Abstract

I examine the way in which multilingualism and language education is appropriated by the ideology of neoliberalism, using the perspective of linguistic entrepreneurship, which is defined as “the act of aligning with the moral imperative to strategically exploit language-related resources for enhancing one’s worth in the world” (De Costa, Park & Wee 2016, p. 696). By exploring how linguistic entrepreneurship is instantiated in a range of formal and informal educational contexts across the world, I offer a critical  perspective on the processes by which language learning is reframed as a moral responsibility of neoliberal subjects. In particular, I investigate (1) the material conditions that have enabled and constrained the emergence of linguistic entrepreneurship, and (2) its impact on individuals from several countries. 

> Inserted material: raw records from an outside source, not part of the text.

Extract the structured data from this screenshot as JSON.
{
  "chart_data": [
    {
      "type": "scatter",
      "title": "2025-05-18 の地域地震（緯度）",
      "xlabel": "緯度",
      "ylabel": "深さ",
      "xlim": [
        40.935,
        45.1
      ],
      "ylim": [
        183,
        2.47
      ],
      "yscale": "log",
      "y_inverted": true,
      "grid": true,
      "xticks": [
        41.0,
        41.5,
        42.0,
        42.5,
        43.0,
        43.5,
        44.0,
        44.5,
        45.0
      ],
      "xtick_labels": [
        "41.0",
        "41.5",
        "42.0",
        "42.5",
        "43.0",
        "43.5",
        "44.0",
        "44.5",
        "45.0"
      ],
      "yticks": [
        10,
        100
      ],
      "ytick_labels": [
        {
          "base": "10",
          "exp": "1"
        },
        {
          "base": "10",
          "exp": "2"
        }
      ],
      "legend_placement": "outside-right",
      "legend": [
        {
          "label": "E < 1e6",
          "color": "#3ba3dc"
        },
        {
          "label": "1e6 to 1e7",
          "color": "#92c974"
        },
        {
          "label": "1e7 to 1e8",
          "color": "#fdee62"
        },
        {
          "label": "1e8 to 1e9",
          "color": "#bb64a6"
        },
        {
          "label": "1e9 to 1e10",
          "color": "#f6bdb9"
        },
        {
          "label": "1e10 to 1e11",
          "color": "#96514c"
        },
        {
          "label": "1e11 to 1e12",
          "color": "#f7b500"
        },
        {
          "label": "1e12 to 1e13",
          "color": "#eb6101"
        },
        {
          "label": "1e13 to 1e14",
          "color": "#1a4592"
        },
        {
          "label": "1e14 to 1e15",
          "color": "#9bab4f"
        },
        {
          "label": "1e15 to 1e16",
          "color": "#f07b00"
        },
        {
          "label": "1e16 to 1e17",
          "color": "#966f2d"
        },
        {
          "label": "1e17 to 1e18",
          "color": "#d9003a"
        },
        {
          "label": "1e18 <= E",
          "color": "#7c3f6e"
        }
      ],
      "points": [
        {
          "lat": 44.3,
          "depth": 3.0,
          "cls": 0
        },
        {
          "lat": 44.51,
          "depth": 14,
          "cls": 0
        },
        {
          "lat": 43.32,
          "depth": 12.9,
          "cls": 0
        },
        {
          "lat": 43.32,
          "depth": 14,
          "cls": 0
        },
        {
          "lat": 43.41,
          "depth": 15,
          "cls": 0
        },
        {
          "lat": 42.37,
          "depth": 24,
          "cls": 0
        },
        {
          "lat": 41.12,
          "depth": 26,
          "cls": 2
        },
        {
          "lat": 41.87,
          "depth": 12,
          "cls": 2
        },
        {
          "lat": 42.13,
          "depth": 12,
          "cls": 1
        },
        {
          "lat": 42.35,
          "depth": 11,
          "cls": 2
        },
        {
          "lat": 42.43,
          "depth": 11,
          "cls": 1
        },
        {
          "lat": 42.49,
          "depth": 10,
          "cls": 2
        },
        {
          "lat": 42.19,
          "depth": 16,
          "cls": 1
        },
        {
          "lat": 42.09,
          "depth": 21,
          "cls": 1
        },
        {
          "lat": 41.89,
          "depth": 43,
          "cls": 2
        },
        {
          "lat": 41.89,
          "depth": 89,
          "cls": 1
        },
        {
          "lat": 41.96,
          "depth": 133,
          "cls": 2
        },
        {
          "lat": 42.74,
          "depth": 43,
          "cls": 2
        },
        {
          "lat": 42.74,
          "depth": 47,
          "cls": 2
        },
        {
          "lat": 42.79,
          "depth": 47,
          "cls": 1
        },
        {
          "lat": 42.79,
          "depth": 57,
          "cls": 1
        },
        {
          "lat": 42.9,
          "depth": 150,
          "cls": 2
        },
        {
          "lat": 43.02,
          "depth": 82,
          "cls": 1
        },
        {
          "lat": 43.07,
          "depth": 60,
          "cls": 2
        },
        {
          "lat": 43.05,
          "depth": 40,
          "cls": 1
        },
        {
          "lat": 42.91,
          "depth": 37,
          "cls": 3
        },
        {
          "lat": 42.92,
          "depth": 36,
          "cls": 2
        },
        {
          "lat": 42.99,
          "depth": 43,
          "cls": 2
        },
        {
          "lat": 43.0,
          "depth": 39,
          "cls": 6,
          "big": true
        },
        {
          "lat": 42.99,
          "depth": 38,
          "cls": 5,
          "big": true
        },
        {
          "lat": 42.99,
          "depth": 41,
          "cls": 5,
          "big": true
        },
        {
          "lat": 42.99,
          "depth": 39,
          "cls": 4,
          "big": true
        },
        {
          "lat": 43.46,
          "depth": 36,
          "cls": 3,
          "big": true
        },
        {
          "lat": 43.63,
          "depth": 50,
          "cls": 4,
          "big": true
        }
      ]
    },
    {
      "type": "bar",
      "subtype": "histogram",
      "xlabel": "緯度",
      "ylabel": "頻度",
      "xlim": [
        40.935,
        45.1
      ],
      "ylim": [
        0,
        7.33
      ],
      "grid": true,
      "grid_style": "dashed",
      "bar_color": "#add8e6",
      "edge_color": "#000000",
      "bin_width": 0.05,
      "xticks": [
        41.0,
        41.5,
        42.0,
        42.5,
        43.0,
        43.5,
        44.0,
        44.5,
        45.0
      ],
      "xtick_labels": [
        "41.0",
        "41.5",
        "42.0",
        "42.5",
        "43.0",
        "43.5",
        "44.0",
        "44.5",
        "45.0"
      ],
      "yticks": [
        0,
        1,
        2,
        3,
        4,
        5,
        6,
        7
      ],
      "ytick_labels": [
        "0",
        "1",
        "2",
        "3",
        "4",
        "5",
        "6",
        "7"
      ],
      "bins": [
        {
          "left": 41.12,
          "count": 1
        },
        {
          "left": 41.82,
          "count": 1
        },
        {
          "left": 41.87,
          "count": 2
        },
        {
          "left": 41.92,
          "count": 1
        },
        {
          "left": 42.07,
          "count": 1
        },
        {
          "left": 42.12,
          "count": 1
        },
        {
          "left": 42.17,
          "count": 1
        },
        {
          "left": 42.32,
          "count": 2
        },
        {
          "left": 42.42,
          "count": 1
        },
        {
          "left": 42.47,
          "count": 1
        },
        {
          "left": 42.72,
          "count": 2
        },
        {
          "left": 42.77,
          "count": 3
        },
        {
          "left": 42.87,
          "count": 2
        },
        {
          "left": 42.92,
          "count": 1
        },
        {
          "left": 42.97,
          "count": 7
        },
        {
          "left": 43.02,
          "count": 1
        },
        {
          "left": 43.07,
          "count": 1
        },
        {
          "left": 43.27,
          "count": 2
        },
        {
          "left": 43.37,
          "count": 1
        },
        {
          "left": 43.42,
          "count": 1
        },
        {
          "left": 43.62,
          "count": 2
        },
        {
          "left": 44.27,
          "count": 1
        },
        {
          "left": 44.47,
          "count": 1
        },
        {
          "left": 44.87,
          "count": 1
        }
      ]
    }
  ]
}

By drawing on these country examples, I illustrate how linguistic entrepreneurship illuminates the concrete processes by which people come to align themselves with the ideal of neoliberalism, developing a particular sense of self as subjects, through a range of ideological, historical, and political economic conditions.

Bio

Peter De Costa is an Associate Professor in the Department of Linguistics and Languages and the Department of Teacher Education at Michigan State University. His research areas include emotions, identity, ideology and ethics in educational linguistics. He also studies social (in)justice issues. He is the co-editor of TESOL Quarterly.